Friday, June 5, 2009

Basel Cellars


Do the words "Wine Country Resort" make you salivate to visit yet cringe at the thought of either buying luxury wines that offer standard quality or, worse, clearly substandard wines that sell only because of the location. Banish that thought. This is a winery, first and foremost, and a producer of relatively value-oriented but high quality wine. The somewhat lackluster mention of value comes with the reminder that we are discussing the Northwest in general, and Walla Walla in particular. Forget about screaming deals like $8 Grenache, but I find that Basel Cellars offers excellent bang for the buck compared to many of their neighbors.
Their estate vineyards were planted in 1997 and production began with the harvest of 2002. Although I have not visited, the grounds look fantastic and guestrooms are available. One of my biggest regrets from my all too brief stay in Portland was that I never made it to Walla Walla. Although I find too much extraction, expense, and oak, for my palate, all too often from that part of the world, there are some gems available.
All things point to this winery being a vanity project. A huge estate with guest rooms designed to host large events coupled with the face of the winery sharing the name of the estate and having no other history in the wine business, yet crafting the wines. Justin Basel grew up around the vines on the estate, appears to have no other experience, other than "education" on his bio, but clearly has a good hand in the cellar.
Notes are from a tasting in early March in Portland, Oregon.
Forget-Me-Not 2007 - Made from 75% Sauvignon Blanc with the balance being Semillon; the wine spends one month in new French oak before returning to stainless steel. Partial Malolactic fermentation follows; the difference between this and their Sauvignon Blanc (same blend) may be sourcing, but the Sauvignon Blanc sees no new oak.
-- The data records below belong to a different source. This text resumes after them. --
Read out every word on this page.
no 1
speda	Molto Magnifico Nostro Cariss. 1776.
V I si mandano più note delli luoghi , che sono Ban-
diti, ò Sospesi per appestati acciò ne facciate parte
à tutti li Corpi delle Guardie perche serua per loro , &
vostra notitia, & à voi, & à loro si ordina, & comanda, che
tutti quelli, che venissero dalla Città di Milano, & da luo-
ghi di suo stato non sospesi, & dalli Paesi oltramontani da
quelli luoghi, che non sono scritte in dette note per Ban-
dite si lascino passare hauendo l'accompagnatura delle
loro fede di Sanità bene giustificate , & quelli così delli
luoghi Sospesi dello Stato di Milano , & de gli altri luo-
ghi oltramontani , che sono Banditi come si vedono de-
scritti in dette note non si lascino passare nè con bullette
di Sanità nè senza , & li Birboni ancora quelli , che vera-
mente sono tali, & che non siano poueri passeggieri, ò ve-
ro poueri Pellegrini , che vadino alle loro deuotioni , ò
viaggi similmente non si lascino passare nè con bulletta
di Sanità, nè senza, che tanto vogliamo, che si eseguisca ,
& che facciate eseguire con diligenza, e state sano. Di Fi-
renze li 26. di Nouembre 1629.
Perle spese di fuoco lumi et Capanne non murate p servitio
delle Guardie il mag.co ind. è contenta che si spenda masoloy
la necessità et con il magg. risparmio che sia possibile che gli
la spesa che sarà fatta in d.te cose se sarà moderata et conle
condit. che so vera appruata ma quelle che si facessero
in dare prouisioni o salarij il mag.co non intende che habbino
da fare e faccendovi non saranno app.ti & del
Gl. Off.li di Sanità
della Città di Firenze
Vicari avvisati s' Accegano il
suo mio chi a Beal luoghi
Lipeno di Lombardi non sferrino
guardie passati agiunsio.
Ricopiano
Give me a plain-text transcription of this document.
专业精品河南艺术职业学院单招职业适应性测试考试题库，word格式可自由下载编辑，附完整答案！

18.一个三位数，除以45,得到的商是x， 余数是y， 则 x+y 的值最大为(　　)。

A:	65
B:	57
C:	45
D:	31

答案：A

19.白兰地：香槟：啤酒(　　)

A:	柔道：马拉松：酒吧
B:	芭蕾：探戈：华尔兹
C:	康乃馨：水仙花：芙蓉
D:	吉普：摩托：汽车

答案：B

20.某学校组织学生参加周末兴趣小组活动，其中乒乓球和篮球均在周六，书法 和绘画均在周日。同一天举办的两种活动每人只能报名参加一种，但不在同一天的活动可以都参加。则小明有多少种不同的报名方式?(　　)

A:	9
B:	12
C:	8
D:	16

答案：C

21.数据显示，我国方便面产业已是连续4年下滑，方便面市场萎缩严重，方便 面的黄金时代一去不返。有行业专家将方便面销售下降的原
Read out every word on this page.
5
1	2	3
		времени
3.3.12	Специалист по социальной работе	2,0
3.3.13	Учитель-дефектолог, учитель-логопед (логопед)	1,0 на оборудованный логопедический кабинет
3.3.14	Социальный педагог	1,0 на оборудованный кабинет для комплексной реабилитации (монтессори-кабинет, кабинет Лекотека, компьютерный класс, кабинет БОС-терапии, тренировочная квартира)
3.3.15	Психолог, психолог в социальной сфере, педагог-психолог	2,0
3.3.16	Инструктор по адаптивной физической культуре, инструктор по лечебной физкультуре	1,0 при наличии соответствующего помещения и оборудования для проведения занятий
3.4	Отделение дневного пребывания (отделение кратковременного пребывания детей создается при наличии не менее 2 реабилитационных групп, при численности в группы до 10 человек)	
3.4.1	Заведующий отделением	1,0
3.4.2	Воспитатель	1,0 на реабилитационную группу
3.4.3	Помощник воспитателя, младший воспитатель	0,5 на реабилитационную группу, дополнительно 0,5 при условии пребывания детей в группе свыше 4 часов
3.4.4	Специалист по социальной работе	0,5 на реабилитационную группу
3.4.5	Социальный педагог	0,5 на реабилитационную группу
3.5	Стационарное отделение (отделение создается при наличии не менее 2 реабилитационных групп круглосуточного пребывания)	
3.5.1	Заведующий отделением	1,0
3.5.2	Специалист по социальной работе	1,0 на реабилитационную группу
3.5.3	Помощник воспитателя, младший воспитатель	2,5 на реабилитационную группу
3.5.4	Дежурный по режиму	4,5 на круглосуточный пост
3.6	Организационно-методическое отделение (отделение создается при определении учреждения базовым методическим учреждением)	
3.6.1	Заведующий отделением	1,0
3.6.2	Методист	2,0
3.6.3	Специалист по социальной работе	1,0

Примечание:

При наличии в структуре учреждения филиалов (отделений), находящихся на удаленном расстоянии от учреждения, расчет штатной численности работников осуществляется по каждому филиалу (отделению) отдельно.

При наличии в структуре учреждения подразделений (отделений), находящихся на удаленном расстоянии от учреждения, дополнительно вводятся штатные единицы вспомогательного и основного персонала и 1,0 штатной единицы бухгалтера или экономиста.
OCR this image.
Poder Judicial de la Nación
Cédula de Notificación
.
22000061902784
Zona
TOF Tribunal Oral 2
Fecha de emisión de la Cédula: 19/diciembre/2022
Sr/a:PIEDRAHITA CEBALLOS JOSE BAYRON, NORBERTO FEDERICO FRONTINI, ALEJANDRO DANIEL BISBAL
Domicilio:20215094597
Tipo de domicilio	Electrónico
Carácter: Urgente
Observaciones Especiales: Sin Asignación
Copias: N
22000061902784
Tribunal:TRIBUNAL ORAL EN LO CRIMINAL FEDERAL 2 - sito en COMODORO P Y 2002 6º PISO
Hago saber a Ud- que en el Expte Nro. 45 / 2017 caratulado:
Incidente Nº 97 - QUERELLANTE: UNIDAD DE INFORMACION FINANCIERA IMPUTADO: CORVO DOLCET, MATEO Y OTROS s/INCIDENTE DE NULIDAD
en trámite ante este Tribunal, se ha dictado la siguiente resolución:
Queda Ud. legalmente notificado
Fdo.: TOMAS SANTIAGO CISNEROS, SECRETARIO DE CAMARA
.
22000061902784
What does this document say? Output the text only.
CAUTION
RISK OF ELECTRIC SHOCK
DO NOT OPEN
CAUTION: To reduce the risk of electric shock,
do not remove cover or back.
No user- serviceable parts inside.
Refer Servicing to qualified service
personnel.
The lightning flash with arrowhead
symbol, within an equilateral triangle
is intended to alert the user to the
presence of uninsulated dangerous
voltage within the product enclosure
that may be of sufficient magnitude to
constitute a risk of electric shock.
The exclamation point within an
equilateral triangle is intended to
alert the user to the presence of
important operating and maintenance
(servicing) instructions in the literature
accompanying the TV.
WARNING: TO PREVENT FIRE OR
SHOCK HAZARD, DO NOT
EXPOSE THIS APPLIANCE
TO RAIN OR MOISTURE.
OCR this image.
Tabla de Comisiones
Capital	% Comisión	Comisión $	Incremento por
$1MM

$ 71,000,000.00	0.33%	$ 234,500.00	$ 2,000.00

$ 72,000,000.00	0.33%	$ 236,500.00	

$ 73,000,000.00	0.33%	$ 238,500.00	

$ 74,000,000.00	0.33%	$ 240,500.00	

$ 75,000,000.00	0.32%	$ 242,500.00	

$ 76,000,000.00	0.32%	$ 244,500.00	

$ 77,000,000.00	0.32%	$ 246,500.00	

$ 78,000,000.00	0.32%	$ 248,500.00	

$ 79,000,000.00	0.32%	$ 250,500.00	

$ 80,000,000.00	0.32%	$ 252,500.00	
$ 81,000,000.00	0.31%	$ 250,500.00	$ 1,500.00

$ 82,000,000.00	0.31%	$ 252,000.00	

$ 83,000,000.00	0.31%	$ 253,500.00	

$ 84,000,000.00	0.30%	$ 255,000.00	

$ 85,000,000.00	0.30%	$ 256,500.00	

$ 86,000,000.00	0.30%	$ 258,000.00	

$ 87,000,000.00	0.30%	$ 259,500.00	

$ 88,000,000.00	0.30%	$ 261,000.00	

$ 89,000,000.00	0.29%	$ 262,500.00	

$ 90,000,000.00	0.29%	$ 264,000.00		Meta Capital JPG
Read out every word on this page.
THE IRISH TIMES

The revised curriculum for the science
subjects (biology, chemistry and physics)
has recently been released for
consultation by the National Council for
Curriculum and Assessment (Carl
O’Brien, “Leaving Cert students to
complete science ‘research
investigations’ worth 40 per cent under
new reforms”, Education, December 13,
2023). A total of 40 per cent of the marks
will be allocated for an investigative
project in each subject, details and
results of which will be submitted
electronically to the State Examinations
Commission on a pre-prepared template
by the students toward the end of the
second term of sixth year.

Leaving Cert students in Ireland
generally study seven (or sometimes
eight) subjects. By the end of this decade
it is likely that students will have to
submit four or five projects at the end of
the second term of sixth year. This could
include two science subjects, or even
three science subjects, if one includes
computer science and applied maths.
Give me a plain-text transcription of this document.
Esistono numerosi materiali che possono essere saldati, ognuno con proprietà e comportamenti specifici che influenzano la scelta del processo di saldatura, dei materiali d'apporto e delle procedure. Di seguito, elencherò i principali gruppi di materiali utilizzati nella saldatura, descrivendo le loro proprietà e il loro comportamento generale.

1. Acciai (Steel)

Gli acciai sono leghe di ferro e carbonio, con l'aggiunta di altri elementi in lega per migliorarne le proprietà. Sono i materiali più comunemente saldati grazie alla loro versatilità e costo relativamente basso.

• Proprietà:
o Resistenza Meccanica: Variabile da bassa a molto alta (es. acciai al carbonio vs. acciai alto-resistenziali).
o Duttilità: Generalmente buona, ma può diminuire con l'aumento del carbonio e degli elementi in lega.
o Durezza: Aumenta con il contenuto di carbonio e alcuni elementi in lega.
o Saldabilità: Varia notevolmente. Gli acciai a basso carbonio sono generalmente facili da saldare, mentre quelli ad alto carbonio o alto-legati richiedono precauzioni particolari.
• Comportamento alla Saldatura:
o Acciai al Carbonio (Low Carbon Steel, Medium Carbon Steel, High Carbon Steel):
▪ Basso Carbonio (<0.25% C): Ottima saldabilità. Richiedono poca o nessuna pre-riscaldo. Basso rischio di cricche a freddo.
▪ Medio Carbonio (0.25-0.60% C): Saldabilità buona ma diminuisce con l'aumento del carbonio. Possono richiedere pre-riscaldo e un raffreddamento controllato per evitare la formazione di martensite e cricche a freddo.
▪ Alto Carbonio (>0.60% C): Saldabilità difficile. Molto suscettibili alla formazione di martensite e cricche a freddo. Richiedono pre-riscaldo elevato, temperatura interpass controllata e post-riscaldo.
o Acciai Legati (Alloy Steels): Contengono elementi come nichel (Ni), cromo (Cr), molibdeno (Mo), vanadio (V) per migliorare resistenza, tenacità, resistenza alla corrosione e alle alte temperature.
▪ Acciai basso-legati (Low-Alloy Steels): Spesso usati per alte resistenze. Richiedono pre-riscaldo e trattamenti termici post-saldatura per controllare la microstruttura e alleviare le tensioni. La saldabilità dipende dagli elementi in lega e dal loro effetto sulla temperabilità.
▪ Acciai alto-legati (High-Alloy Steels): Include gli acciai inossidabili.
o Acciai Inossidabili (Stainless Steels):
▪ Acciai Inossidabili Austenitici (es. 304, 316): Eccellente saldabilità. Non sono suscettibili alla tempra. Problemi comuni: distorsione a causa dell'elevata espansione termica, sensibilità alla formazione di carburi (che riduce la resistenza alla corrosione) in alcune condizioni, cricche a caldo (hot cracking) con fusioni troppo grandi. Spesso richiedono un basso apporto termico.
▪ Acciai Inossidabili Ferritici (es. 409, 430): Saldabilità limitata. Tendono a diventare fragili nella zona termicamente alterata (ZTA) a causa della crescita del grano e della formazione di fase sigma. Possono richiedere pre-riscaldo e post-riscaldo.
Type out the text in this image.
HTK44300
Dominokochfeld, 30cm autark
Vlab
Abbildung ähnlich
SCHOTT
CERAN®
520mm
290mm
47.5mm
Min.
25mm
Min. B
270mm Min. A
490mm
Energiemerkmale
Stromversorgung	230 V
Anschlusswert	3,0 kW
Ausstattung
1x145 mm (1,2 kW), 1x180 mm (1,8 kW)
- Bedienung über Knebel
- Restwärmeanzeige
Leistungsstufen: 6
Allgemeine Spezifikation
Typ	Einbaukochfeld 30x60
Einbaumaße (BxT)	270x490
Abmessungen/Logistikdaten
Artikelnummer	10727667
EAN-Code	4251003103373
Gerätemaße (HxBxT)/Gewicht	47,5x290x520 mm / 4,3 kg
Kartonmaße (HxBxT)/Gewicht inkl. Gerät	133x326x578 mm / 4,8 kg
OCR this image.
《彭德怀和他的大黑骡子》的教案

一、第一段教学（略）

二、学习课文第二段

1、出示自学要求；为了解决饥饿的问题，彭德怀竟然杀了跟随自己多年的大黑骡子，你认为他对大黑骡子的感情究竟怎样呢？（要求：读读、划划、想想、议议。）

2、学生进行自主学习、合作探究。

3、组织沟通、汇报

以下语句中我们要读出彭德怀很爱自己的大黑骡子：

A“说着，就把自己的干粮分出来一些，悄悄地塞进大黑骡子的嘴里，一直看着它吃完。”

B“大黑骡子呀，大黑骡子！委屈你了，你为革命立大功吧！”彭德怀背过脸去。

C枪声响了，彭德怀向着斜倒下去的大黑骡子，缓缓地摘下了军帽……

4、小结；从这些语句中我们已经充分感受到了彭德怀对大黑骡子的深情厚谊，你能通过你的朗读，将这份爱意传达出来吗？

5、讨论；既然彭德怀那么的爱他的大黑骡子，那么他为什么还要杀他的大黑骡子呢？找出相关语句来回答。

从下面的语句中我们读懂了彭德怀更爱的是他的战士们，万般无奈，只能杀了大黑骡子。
I found decent weight, with lots of Sauvignon Blanc character on the back end. The wine is very dry on the finish and proved to be tasty but not riveting. I prefer their Sauvignon Blanc, but would be happy to drink this if you bring a bottle. Even the short time in new oak makes a difference in pairing; this would be delightful with shrimp, or some baked Dover Sole stuffed with crabmeat, or paneed pork chop with lemon and capers. $18
Claret 2006 - It is a rare occurrence indeed when a winery's flagship wine offers consistent quality, enough production that you can find it (and get what you want), and a very reasonable price for the quality. I loved the 2004 vintage, thought the 2005 was perhaps a bit light for the tannin level, but had confidence that it would come around with patience. The 2006, however, blew me away. The wine is round and juicy with a remarkable feel, and taste, reminiscent of Pauillac for twice the price. There is spicy tannin and deep structured fruit but the wine is not overdone. It is made, mostly, from press juice, not free run, with Merlot, Cabernet Sauvignon, Cabernet Franc and Syrah and spent 18 months in American and French oak. I found it fantastic and want more, I'm down to my last bottle. If you can get hold of this buy at least one bottle immediately. Okay to drink now, but it will last for three more years. The perfect match may be lamb, but I see this with some sopressata and manchego before dinner or with hamburgers topped with swiss and bacon (grilled Portobellos for you non-meat types). $20
Cabernet Sauvignon 2005 - This is 100% Cabernet from the estate Pheasant Run Vineyard. Aging is in 100% new oak, 68% of which is French the rest is American. The new oak gives this a deep, lush aroma and feel but does not dominate the fruit. In fact, I would never have guessed it to be 100% new oak. I assume this to be all free run juice which would help explain the balance. Deep plum notes, nearly currant level of intensity, with tannin on the tongue. To me, tannin on the tongue is fruit tannin which will integrate wonderfully with some time in bottle, while the more intense tannin on the sides of the mouth, especially near the molars, is wood tannin which is harder to integrate and rougher. Though the tannin in this Cabernet is noticeable, it is not rough anywhere in the mouth and, while I like the Claret more right now, this will be a gem in another year or two and should last for four to six years. I envision this as a great match to red meat with port and mushroom sauce. $36
Syrah 2005 - Some quick stats, 100% French oak, 18% new, 100% Syrah from Pheasant Run (74%) and Lewis Vineyard (24%). Deep, dark fruit on the nose with a hint of smokiness leads to a mid-palate that seemed a bit flat, but the finish intensified dramatically with spicy tannin. There was no real pepper to note, just a hint of black on the finish mingling with other spice. This is not a sipping wine, but it will perform wonderfully with all manner of grilled meats. I can see this being a great match with strip steak, sausages (not spicy though, could be too much on the finish), and ribs, ribs, ribs! $28
Basel Cellars is growing and may be coming soon to a city near you. Yay!